Staff are understanding of children's individual needs, such as if they need to get up and move around before returning to concentrate at an activity. Children are kind, helpful and behave exceptionally well.

What does the early years setting do well and what does it need to do better?

Leaders are ambitious for children and staff.

The inspirational manager involves staff in researching how children learn best. Leaders target professional development opportunities for staff and encourage them to gain additional qualifications and take on specialist roles. They use additional funding effectively to support children's development.

This contributes well to the progress children make in their learning.The COVID-19 pandemic has severely affected many families. This has led to a substantial number of children entering day care with slower than expected development, especially in language and social skills.

Leaders prioritise additional adult support for these children to help them catch up by the time they start school.Staff focus strongly on developing children's communication and language. They model and explain key words, so that children talk increasingly confidently about what they are doing and recall past events.

For example, children explain how they have 'cracked the husk to get the seed' and how there are 'cats on the track' of their imaginary railway. All children learn and use simple signing, which especially helps those who have difficulty communicating.The provision for children with special educational needs and/or disabilities is excellent and these children make the best possible progress.

The manager has forged strong links with other professionals and works tirelessly to ensure children and families receive the support they need.Staff share a wealth of information with parents about their children's progress and well-being. Parents sing the praise of the manager and her staff.

One parent said, 'I cannot thank them enough for all they have done for my child.' Another, speaking of how staff managed her child's medical condition, said 'I trust them completely.' The curriculum for physical development is ambitious.

Babies and children are physically active. Staff expertly use the play area and extensive school grounds to develop children's strength, coordination and physical health. Children learn to assess risks and their own capabilities.

For example, as they roll down slopes and climb trees.Children have wonderful opportunities to learn about the natural world. They grow flowers and are fascinated to watch bees collecting nectar and pollen, saying they know that 'they are making honey'.

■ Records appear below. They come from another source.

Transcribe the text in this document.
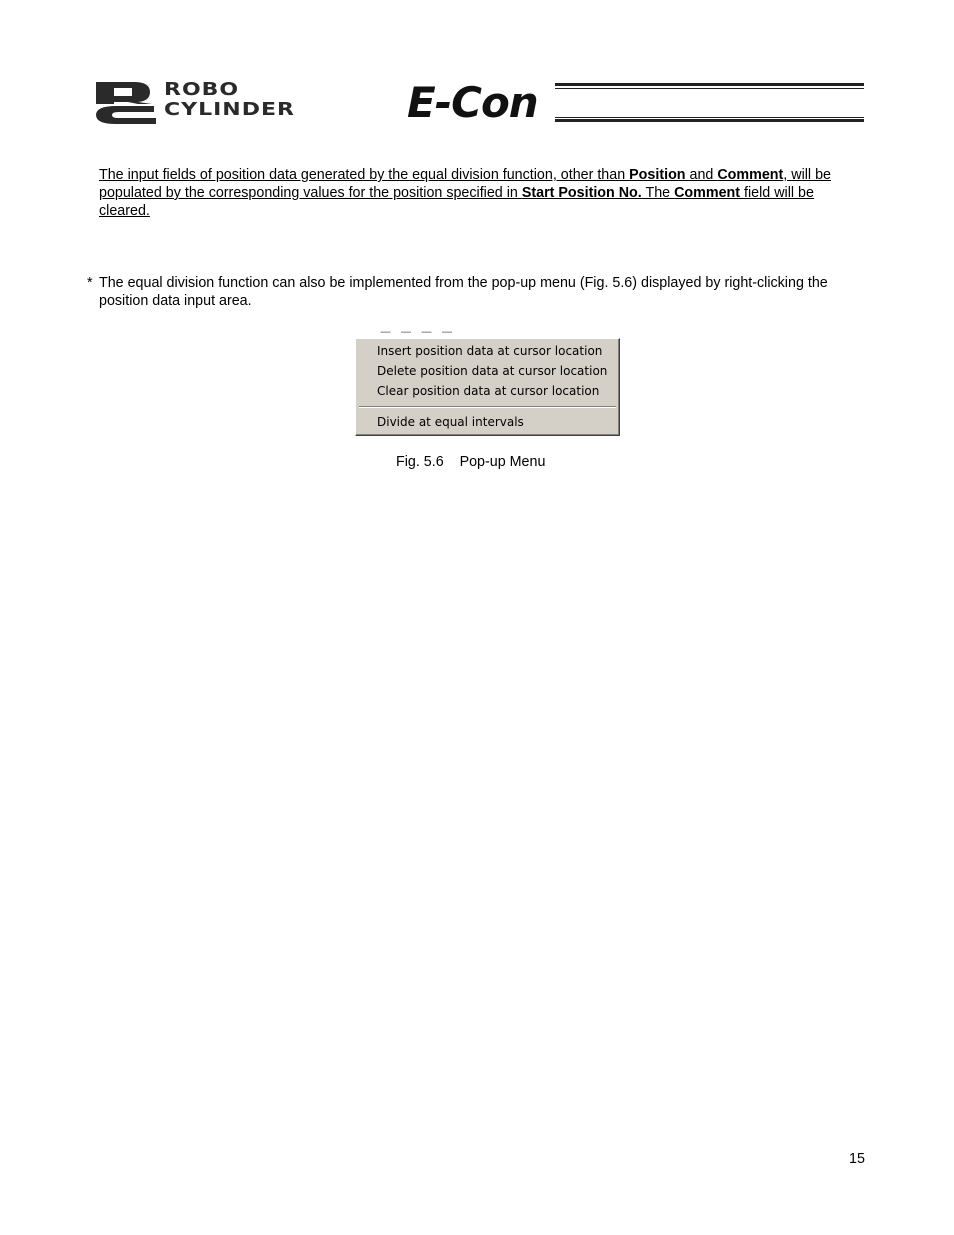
ROBO
CYLINDER	E-Con
The input fields of position data generated by the equal division function, other than Position and Comment, will be populated by the corresponding values for the position specified in Start Position No. The Comment field will be cleared.
* The equal division function can also be implemented from the pop-up menu (Fig. 5.6) displayed by right-clicking the position data input area.
— — — —
Insert position data at cursor location
Delete position data at cursor location
Clear position data at cursor location
Divide at equal intervals
Fig. 5.6    Pop-up Menu
15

The children harvest and eat the vegetables that they have grown. Enthusiastic staff ignite children's thirst for learning and maximise every learning opportunity. For example, when children are looking at birds, staff suggest making some play binoculars.

Staff embrace diversity and celebrate the different cultural backgrounds of staff and children. Staff provide rich and varied experiences to broaden children's knowledge of the world and communities beyond their own. For example, they learn words from different languages, including sign language.

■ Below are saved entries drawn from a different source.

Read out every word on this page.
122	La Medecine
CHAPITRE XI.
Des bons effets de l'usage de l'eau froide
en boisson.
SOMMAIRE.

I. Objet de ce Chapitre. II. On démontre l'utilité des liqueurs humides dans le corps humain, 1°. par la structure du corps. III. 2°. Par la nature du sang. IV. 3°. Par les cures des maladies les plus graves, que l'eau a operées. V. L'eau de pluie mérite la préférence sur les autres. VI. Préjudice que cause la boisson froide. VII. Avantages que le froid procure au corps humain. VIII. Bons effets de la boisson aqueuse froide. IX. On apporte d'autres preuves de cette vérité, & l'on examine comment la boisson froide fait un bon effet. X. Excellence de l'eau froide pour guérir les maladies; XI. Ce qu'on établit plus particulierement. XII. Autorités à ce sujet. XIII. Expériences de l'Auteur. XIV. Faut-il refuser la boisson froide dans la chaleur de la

They hear stories, taste foods, and celebrate festivals from other cultures.The manager has a deep understanding of the community that the day care serves. She recognises the pressures that parents may experience, which can affect children's well-being.

She does all she can to assist these families and help them access services that can offer support.


The arrangements for safeguarding are effective.Leaders and staff make children's safety and well-being their main priority.

The safeguarding team has an in-depth understanding of child protection issues. They ensure that staff are alert to the signs and know how to recognise when children may be at risk of harm. Staff confidently follow the correct procedures if they have concerns.

Leaders collaborate closely with other agencies to help keep children safe, and access early help for families when needed. Staff meet the individual needs of children brilliantly, such as medical or dietary requirements and care plans. Staff conduct rigorous risk assessments to promote children's safety and welfare.